Your thesis is interesting, and something I've applied in work (formal methods, or informal-formal methods without the full rigor, to code). But you spend a large amount of the article bashing Rust and its community instead of building up an interesting discussion. I mean, your conclusion section is literally titled "Conclusion: The End of the Cult". Your intent is clear there, to bash a community and language. That's not productive.

Rochus•3w ago
As a senior engineer, I am quite alienated by the hype and the completely exaggerated promises that are being made to people. It is precisely such exaggerations that inevitably lead to equally exaggerated counter-movements (such as today's anti-OOP, for example). As long as the community is unable to view technologies objectively, a lot of money and time will be wasted on false expectations. If we don't take a clear stand against this, nothing will improve. I have presented my argument. It consists of more than just a keyword.
Klonoar•3w ago
> I am quite alienated by the hype and the completely exaggerated promises

And yet here you are writing a post that does that about a different technology. Not exactly the approach I’d expect from a senior engineer.
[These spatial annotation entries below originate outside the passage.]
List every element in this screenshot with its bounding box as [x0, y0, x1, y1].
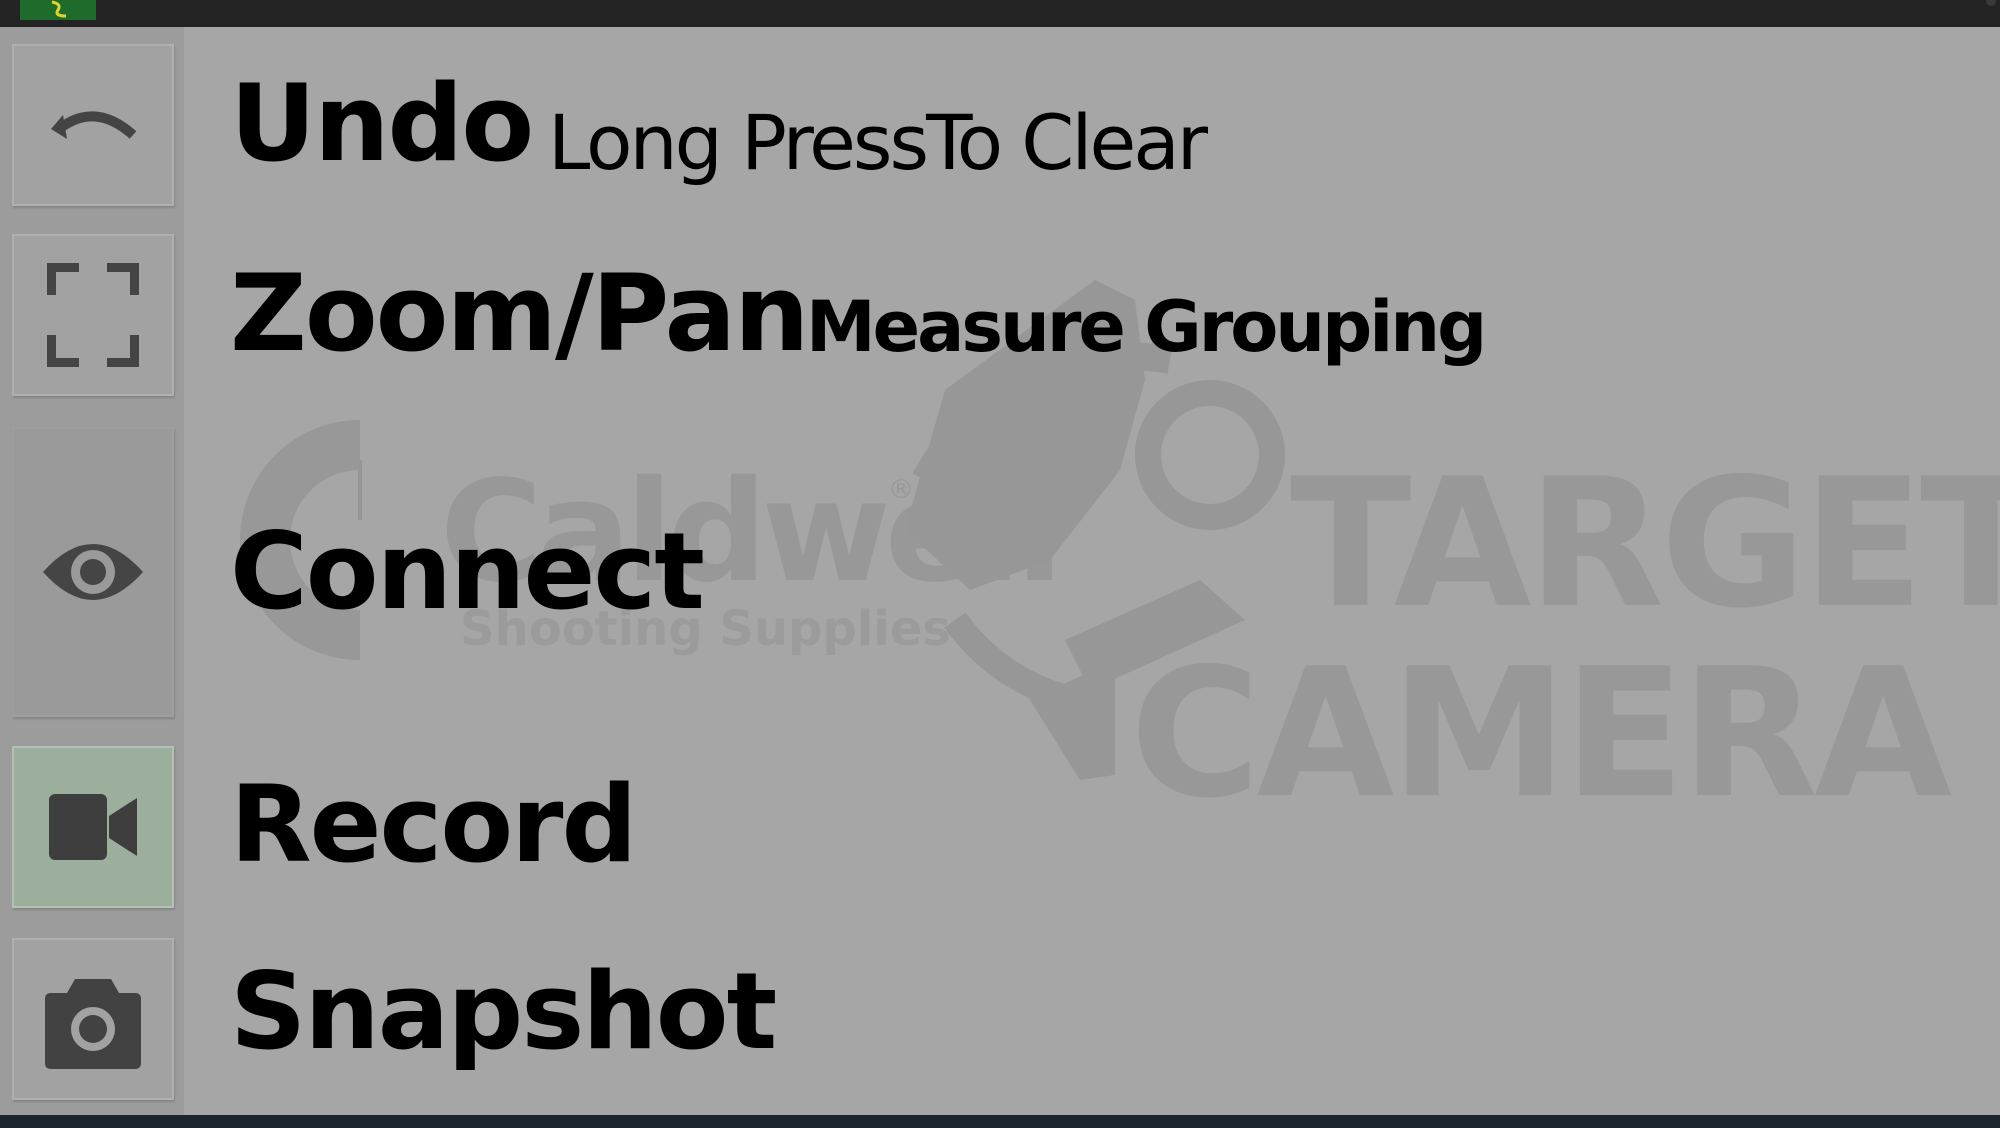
eye-icon	[43, 544, 143, 600]
zoom-pan-button[interactable]	[12, 234, 174, 396]
connect-button[interactable]	[12, 427, 174, 717]
snapshot-label: Snapshot	[230, 950, 777, 1073]
zoom-pan-sublabel: Measure Grouping	[806, 286, 1487, 368]
camera-icon	[45, 979, 141, 1069]
record-button[interactable]	[12, 746, 174, 908]
record-label: Record	[230, 763, 637, 886]
fullscreen-icon	[47, 263, 139, 367]
undo-icon	[51, 111, 137, 139]
app-launcher-icon[interactable]	[20, 0, 96, 20]
undo-sublabel: Long PressTo Clear	[548, 98, 1208, 187]
status-bar	[0, 0, 2000, 27]
undo-label: Undo	[230, 62, 534, 185]
navigation-bar	[0, 1115, 2000, 1128]
snapshot-button[interactable]	[12, 938, 174, 1100]
zoom-pan-label: Zoom/Pan	[230, 252, 810, 375]
video-camera-icon	[49, 794, 137, 860]
status-indicator	[1986, 0, 1996, 6]
connect-label: Connect	[230, 510, 705, 633]
app-screen: Caldwell ® Shooting Supplies TARGET CAME…	[0, 0, 2000, 1128]
undo-button[interactable]	[12, 44, 174, 206]
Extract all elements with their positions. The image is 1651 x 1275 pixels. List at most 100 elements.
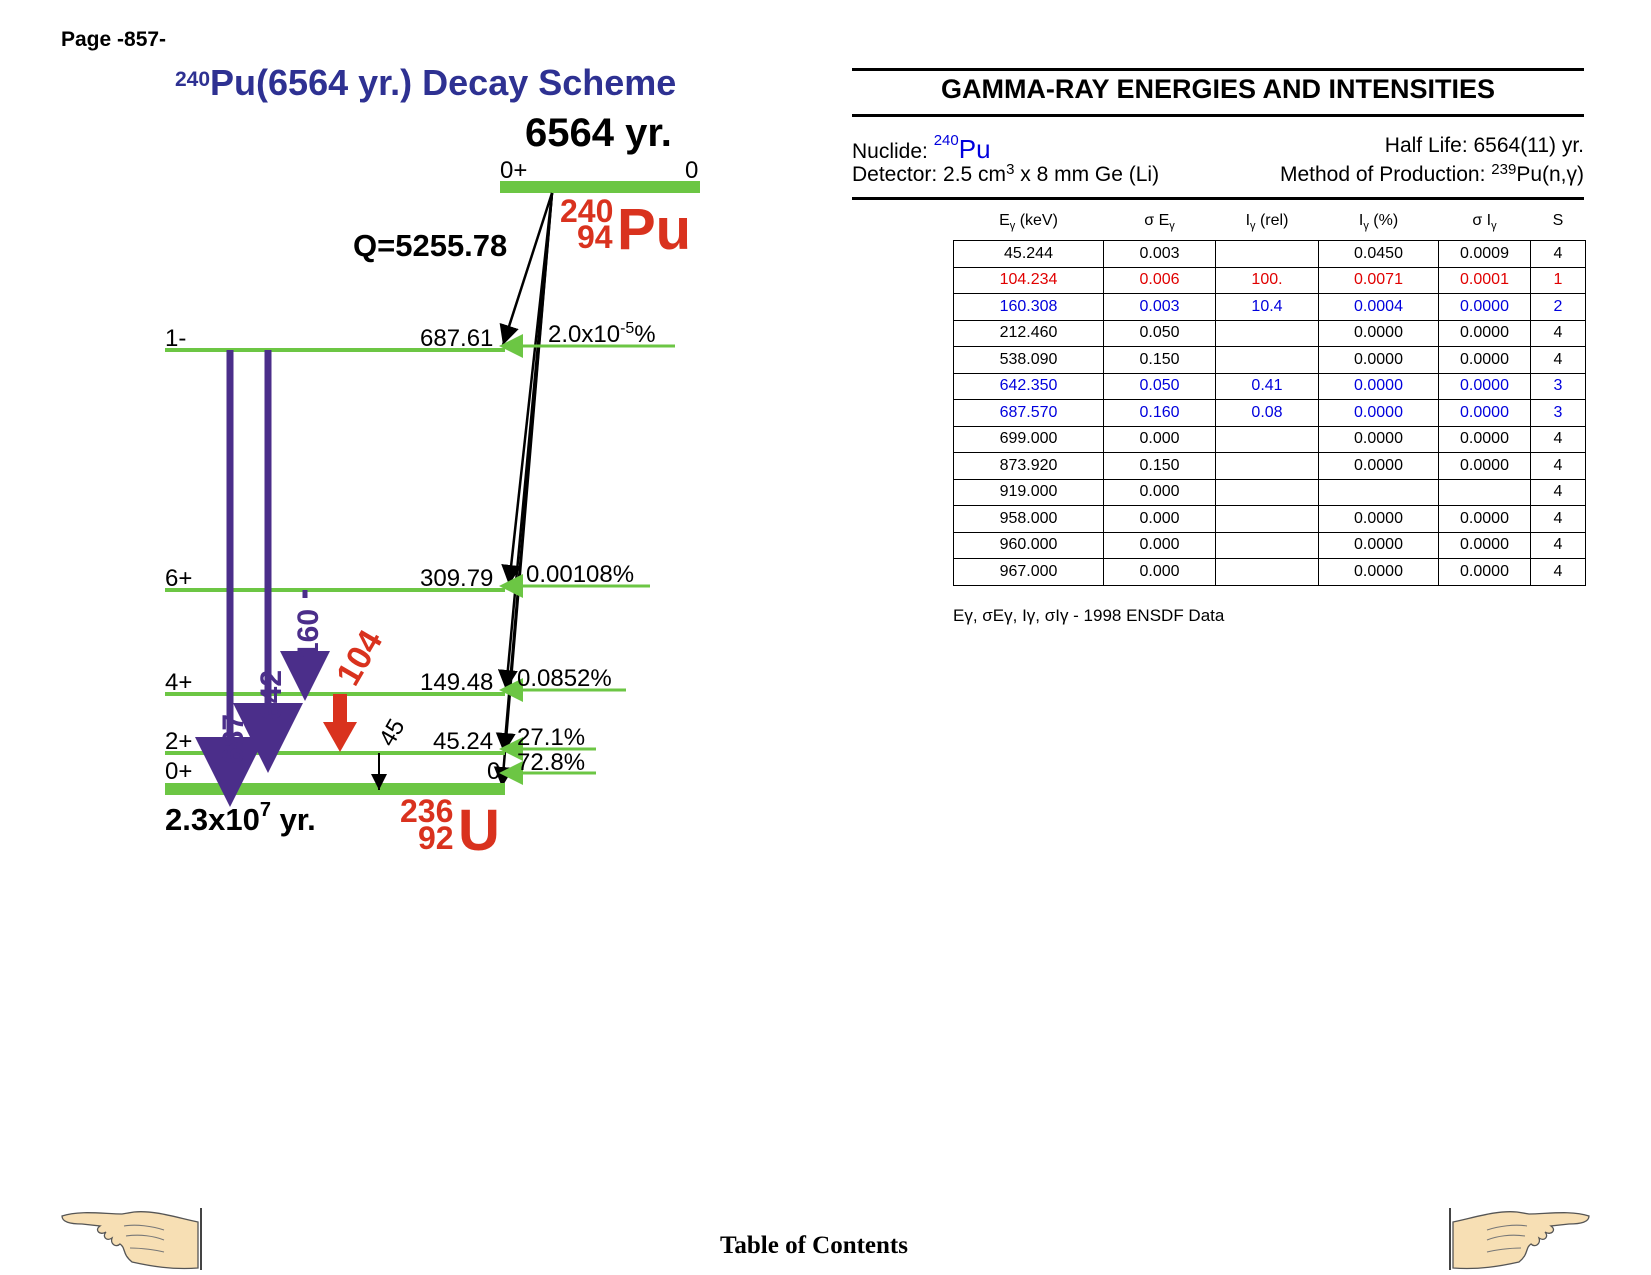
table-cell: 0.41: [1215, 372, 1319, 400]
table-cell: 45.244: [953, 240, 1104, 268]
table-cell: 0.0000: [1438, 531, 1531, 559]
table-cell: 0.000: [1103, 425, 1216, 453]
table-cell: 0.000: [1103, 505, 1216, 533]
table-cell: 0.0000: [1318, 452, 1439, 480]
level-line: 6+ 309.79 0.00108%: [165, 561, 650, 598]
table-row: 538.090 0.150 0.0000 0.0000 4: [953, 346, 1586, 374]
pointing-hand-right-icon[interactable]: [1449, 1208, 1591, 1272]
table-cell: 0.0000: [1438, 372, 1531, 400]
table-cell: 4: [1530, 319, 1586, 347]
gamma-transition: 687: [195, 350, 265, 807]
table-cell: 642.350: [953, 372, 1104, 400]
svg-text:309.79: 309.79: [420, 565, 493, 592]
table-row: 212.460 0.050 0.0000 0.0000 4: [953, 319, 1586, 347]
table-cell: [1215, 558, 1319, 586]
table-cell: 4: [1530, 478, 1586, 506]
table-cell: 0.0000: [1438, 505, 1531, 533]
table-row: 699.000 0.000 0.0000 0.0000 4: [953, 425, 1586, 453]
table-cell: 0.0000: [1438, 558, 1531, 586]
table-cell: 0.0000: [1318, 346, 1439, 374]
svg-text:27.1%: 27.1%: [517, 724, 585, 751]
col-sigma-energy: σ Eγ: [1144, 212, 1175, 233]
table-cell: 4: [1530, 346, 1586, 374]
parent-half-life: 6564 yr.: [525, 111, 672, 155]
col-source: S: [1552, 212, 1564, 229]
table-cell: 0.0009: [1438, 240, 1531, 268]
table-cell: 0.0071: [1318, 266, 1439, 294]
table-cell: [1215, 319, 1319, 347]
table-cell: 0.050: [1103, 319, 1216, 347]
table-row: 642.350 0.050 0.41 0.0000 0.0000 3: [953, 372, 1586, 400]
table-cell: 0.0000: [1438, 319, 1531, 347]
table-cell: 958.000: [953, 505, 1104, 533]
table-cell: 0.050: [1103, 372, 1216, 400]
table-cell: 104.234: [953, 266, 1104, 294]
level-line: 4+ 149.48 0.0852%: [165, 665, 626, 702]
table-row: 960.000 0.000 0.0000 0.0000 4: [953, 531, 1586, 559]
svg-text:160: 160: [292, 609, 325, 659]
table-cell: 0.000: [1103, 478, 1216, 506]
pointing-hand-left-icon[interactable]: [60, 1208, 202, 1272]
panel-title: GAMMA-RAY ENERGIES AND INTENSITIES: [940, 74, 1496, 104]
table-cell: 0.160: [1103, 399, 1216, 427]
table-cell: 919.000: [953, 478, 1104, 506]
table-cell: 160.308: [953, 293, 1104, 321]
table-cell: 0.0004: [1318, 293, 1439, 321]
parent-energy: 0: [685, 157, 698, 184]
table-cell: 0.0000: [1318, 531, 1439, 559]
table-cell: 0.08: [1215, 399, 1319, 427]
table-cell: 4: [1530, 425, 1586, 453]
daughter-half-life: 2.3x107 yr.: [165, 799, 316, 837]
table-cell: [1215, 478, 1319, 506]
alpha-decay-lines: [493, 192, 554, 788]
table-cell: 4: [1530, 452, 1586, 480]
col-intensity-rel: Iγ (rel): [1245, 212, 1289, 233]
half-life: Half Life: 6564(11) yr.: [1384, 134, 1584, 157]
parent-symbol: Pu: [617, 197, 691, 262]
table-cell: 0.0000: [1318, 399, 1439, 427]
daughter-atomic-number: 92: [418, 820, 454, 856]
table-cell: 0.0000: [1438, 346, 1531, 374]
svg-text:72.8%: 72.8%: [517, 749, 585, 776]
table-cell: 0.003: [1103, 293, 1216, 321]
table-cell: 4: [1530, 505, 1586, 533]
table-cell: 3: [1530, 399, 1586, 427]
table-cell: 967.000: [953, 558, 1104, 586]
table-cell: 0.0000: [1438, 425, 1531, 453]
table-cell: 2: [1530, 293, 1586, 321]
svg-text:1-: 1-: [165, 325, 186, 352]
panel-top-rule: [852, 68, 1584, 71]
table-cell: 0.150: [1103, 452, 1216, 480]
table-cell: 100.: [1215, 266, 1319, 294]
table-cell: 3: [1530, 372, 1586, 400]
table-cell: 0.000: [1103, 531, 1216, 559]
table-row: 104.234 0.006 100. 0.0071 0.0001 1: [953, 266, 1586, 294]
table-cell: 0.0000: [1318, 425, 1439, 453]
table-cell: [1318, 478, 1439, 506]
svg-text:104: 104: [329, 624, 390, 692]
data-source-footnote: Eγ, σEγ, Iγ, σIγ - 1998 ENSDF Data: [953, 606, 1225, 625]
table-of-contents-link[interactable]: Table of Contents: [720, 1232, 908, 1260]
table-cell: 0.000: [1103, 558, 1216, 586]
panel-title-rule: [852, 114, 1584, 117]
parent-atomic-number: 94: [577, 219, 613, 255]
svg-text:45: 45: [374, 714, 411, 751]
table-cell: [1215, 531, 1319, 559]
table-cell: [1215, 452, 1319, 480]
svg-text:45.24: 45.24: [433, 728, 493, 755]
table-cell: 0.003: [1103, 240, 1216, 268]
table-cell: 0.0000: [1438, 452, 1531, 480]
gamma-transition: 160: [280, 590, 330, 701]
col-sigma-intensity: σ Iγ: [1472, 212, 1497, 233]
table-cell: 1: [1530, 266, 1586, 294]
table-cell: [1215, 346, 1319, 374]
table-cell: 0.0000: [1438, 293, 1531, 321]
table-cell: 0.0000: [1318, 319, 1439, 347]
col-intensity-pct: Iγ (%): [1358, 212, 1399, 233]
decay-scheme-diagram: 6564 yr. 0+ 0 240 94 Pu Q=5255.78 1- 687…: [165, 111, 700, 863]
table-cell: 873.920: [953, 452, 1104, 480]
svg-text:2.0x10-5%: 2.0x10-5%: [548, 320, 656, 348]
table-header-row: Eγ (keV) σ Eγ Iγ (rel) Iγ (%) σ Iγ S: [954, 212, 1586, 241]
parent-spin: 0+: [500, 157, 527, 184]
table-cell: 0.006: [1103, 266, 1216, 294]
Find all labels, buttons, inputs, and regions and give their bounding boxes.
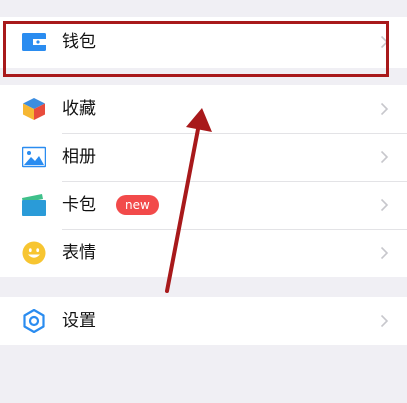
chevron-right-icon <box>380 198 389 212</box>
menu-group-main: 收藏 相册 卡包 new 表情 <box>0 85 407 277</box>
menu-item-favorites[interactable]: 收藏 <box>0 85 407 133</box>
menu-item-label: 卡包 <box>62 195 96 215</box>
picture-icon <box>22 146 46 168</box>
menu-group-settings: 设置 <box>0 297 407 345</box>
chevron-right-icon <box>380 102 389 116</box>
menu-item-label: 收藏 <box>62 99 96 119</box>
menu-item-label: 相册 <box>62 147 96 167</box>
highlight-box <box>3 21 389 77</box>
menu-item-label: 表情 <box>62 243 96 263</box>
chevron-right-icon <box>380 246 389 260</box>
menu-item-stickers[interactable]: 表情 <box>0 229 407 277</box>
menu-item-album[interactable]: 相册 <box>0 133 407 181</box>
card-icon <box>22 194 46 216</box>
menu-item-cards[interactable]: 卡包 new <box>0 181 407 229</box>
cube-icon <box>23 98 45 120</box>
new-badge: new <box>116 195 159 215</box>
chevron-right-icon <box>380 150 389 164</box>
chevron-right-icon <box>380 314 389 328</box>
menu-item-label: 设置 <box>62 311 96 331</box>
gear-icon <box>23 309 45 333</box>
smiley-icon <box>22 241 46 265</box>
menu-item-settings[interactable]: 设置 <box>0 297 407 345</box>
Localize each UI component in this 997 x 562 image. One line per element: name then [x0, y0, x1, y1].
The individual you responded to did a great breakdown of the bias in your article. You should take it in to account rather than reject it, especially if you want to convince people.

Rochus•3w ago
> you are writing a post that does that about a different technology

No, I report based on my experiments and realistic expectations. I don't promise: "just rewrite in Rust and everything is safe, and don't hesitate to spend millions for it". I offer a perspective instead based on proven track records of the technology and present a method how to make it better accessible.

Klonoar•3w ago
You are once again writing with the same level of bias that was pointed out to you a few comments above.

It is not having the effect you wish to see.